Pfizer booster vaccines secured
Frydenberg also confirmed Australia has secured 85 million Pfizer vaccines as booster shots that will start next year.
Delivery will begin in the first quarter of 2022 and enable booster coverage throughout the year.
“This virus is not going away,” Frydenberg told Sky News’ Sunday Agenda program.
“There is one ticket out of this crisis and that’s vaccinations.”
Former Labor leader Bill Shorten said the announcement was better late than never.
“I don’t think Australia should waste time for the promise … I’m worried about the people in Sydney right now,” he told ABC’s Insiders program.

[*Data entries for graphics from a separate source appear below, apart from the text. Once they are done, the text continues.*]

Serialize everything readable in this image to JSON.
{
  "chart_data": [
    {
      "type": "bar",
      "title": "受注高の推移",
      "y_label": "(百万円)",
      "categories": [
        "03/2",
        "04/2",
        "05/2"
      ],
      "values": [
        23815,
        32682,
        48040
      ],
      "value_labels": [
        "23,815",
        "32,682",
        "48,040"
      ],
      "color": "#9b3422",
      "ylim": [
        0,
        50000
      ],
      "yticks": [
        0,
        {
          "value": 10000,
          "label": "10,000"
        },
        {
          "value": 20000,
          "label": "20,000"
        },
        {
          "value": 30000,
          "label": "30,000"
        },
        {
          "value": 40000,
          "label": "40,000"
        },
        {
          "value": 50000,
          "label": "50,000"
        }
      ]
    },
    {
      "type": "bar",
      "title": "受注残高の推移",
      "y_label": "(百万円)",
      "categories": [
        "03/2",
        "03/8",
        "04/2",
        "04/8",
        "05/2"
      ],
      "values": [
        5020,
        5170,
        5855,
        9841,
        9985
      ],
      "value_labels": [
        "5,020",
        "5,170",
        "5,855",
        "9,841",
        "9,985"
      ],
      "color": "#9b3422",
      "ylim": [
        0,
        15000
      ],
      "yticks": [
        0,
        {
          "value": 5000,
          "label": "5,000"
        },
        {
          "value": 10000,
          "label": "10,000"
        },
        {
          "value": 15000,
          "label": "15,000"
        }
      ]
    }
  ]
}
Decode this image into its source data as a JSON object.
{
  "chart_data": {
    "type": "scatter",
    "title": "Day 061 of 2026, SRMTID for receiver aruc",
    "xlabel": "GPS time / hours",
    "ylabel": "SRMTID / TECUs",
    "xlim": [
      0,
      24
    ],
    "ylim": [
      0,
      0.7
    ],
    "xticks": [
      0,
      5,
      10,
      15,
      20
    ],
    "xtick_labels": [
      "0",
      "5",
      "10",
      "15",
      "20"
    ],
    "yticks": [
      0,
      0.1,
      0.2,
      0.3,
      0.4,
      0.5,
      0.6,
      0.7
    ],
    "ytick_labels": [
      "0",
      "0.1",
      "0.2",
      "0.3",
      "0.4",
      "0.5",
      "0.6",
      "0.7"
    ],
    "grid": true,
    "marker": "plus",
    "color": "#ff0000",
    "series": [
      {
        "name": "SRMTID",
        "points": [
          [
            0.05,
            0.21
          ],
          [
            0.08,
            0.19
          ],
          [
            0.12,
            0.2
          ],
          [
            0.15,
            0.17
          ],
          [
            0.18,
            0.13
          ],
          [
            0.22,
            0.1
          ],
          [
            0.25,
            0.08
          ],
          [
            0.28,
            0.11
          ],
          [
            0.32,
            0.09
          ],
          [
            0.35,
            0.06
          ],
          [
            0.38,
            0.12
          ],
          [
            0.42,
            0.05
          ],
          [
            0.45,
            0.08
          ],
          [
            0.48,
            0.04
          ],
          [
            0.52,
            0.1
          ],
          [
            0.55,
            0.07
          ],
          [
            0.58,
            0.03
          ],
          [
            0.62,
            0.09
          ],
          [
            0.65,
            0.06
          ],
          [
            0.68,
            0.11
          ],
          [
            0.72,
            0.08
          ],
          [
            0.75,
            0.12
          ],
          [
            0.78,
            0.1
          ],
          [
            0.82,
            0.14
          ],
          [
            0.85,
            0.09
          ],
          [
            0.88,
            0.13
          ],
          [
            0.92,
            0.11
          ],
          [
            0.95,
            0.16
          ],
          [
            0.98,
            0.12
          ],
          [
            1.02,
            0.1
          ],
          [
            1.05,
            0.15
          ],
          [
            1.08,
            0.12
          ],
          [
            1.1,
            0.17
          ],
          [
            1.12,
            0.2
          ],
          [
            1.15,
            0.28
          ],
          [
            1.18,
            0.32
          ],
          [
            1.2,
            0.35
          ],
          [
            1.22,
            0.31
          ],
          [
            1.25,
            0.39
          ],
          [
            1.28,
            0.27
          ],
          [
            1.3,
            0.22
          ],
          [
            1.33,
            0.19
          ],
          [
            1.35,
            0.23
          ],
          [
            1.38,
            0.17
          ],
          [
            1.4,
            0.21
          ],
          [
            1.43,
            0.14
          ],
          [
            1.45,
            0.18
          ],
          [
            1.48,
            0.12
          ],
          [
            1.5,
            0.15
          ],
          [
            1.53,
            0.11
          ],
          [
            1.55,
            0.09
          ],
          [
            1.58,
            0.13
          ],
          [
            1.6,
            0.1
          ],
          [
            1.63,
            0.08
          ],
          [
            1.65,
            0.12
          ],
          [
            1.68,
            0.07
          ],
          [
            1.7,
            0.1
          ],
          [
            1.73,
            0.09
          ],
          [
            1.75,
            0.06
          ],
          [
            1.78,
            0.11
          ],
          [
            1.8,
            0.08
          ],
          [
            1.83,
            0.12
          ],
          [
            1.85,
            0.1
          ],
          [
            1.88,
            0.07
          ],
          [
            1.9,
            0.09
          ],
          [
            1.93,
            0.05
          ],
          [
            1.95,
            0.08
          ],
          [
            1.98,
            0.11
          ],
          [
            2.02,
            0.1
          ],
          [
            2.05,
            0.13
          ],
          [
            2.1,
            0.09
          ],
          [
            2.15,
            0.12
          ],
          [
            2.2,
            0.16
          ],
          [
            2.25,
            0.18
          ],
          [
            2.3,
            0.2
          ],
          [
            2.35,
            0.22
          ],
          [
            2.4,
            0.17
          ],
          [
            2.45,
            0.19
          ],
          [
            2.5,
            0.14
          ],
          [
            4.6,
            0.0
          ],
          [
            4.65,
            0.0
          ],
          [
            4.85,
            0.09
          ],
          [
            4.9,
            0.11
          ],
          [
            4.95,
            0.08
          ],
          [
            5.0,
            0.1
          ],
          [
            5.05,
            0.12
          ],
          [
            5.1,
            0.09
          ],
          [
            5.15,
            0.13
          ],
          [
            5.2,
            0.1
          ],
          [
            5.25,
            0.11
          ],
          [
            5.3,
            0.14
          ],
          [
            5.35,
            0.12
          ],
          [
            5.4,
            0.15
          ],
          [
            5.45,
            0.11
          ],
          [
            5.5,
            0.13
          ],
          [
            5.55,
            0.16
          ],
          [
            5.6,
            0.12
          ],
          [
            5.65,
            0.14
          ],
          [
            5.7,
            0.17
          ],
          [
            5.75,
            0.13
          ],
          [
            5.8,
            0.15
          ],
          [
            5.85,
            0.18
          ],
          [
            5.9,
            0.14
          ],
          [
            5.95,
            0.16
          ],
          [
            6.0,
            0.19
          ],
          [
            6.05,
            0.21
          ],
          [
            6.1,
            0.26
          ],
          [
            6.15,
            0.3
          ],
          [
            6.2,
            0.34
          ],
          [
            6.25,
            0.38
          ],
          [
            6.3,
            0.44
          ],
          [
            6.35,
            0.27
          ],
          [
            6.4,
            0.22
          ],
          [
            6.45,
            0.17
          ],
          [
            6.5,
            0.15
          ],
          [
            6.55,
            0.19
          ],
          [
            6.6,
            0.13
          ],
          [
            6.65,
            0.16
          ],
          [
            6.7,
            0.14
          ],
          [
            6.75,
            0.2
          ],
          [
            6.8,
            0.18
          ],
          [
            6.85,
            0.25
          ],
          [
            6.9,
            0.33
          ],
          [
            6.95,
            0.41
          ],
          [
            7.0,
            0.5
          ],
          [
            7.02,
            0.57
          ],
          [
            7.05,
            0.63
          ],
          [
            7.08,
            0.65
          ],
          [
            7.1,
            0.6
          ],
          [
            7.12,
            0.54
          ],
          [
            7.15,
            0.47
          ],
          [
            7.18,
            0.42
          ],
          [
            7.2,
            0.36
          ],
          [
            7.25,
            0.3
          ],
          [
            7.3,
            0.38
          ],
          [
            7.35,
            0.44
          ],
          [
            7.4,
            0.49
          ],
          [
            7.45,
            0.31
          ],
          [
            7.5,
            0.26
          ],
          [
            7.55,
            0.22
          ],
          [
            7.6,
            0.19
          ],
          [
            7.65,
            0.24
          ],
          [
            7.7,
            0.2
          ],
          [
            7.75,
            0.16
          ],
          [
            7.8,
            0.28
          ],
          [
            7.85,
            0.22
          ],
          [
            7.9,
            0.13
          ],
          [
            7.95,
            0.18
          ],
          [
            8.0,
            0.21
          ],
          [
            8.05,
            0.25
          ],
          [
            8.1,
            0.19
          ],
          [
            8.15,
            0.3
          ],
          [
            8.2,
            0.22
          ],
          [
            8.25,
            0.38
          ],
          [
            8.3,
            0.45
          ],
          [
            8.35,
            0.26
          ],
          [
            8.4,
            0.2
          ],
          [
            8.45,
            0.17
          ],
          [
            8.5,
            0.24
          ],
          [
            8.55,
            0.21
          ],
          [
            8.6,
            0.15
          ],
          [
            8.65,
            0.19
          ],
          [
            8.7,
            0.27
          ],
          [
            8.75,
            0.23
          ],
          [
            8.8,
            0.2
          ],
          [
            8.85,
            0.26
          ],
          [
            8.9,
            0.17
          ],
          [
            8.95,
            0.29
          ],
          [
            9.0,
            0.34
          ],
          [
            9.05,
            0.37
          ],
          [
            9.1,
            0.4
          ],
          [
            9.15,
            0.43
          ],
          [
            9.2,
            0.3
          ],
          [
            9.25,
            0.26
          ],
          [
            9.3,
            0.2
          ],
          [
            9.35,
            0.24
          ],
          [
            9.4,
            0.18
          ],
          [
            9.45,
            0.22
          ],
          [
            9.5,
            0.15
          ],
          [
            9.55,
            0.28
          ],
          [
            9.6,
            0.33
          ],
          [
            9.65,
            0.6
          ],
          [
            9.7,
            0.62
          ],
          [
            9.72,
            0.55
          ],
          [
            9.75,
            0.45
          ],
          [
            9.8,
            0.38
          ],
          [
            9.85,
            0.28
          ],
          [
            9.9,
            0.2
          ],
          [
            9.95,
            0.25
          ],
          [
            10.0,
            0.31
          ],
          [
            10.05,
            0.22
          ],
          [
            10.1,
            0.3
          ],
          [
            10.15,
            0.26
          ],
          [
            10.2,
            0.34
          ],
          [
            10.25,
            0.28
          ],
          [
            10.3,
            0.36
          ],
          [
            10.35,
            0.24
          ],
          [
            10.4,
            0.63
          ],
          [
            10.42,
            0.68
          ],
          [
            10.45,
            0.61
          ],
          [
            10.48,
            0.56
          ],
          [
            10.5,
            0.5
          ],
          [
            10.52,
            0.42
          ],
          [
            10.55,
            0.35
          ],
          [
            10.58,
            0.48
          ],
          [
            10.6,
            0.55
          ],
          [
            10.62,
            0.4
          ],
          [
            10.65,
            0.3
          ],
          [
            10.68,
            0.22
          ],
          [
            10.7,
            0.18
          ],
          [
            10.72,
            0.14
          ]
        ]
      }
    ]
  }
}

Given the growing crisis in NSW, the Australian Technical Advisory Group on Immunisation (ATAGI) now says any adult in the greater Sydney area are strongly recommending people receive the vaccine, regardless of which one they are eligible for.
ATAGI had previously recommended that those under 60 should only get the Pfizer jab because of the extremely rare risk of blood clotting from having the vaccine in younger people.
“That’s important because we know that we have got AstraZeneca available, but we haven’t seen a huge take-up,” Frydneberg said.
But he dismissed the idea that the AstraZenecaa vaccine is suffering from brand damage.
“No it’s not, because what we now have is the spread of the virus in NSW, the dangers that poses,” he said.
NSW Police Commissioner Mick Fuller agreed that the only way out of the crisis is vaccination.
“The way the Delta variant is running through, particularly in Sydney at the moment, is that I can’t see us getting down to zero for some time,” he told Sky News.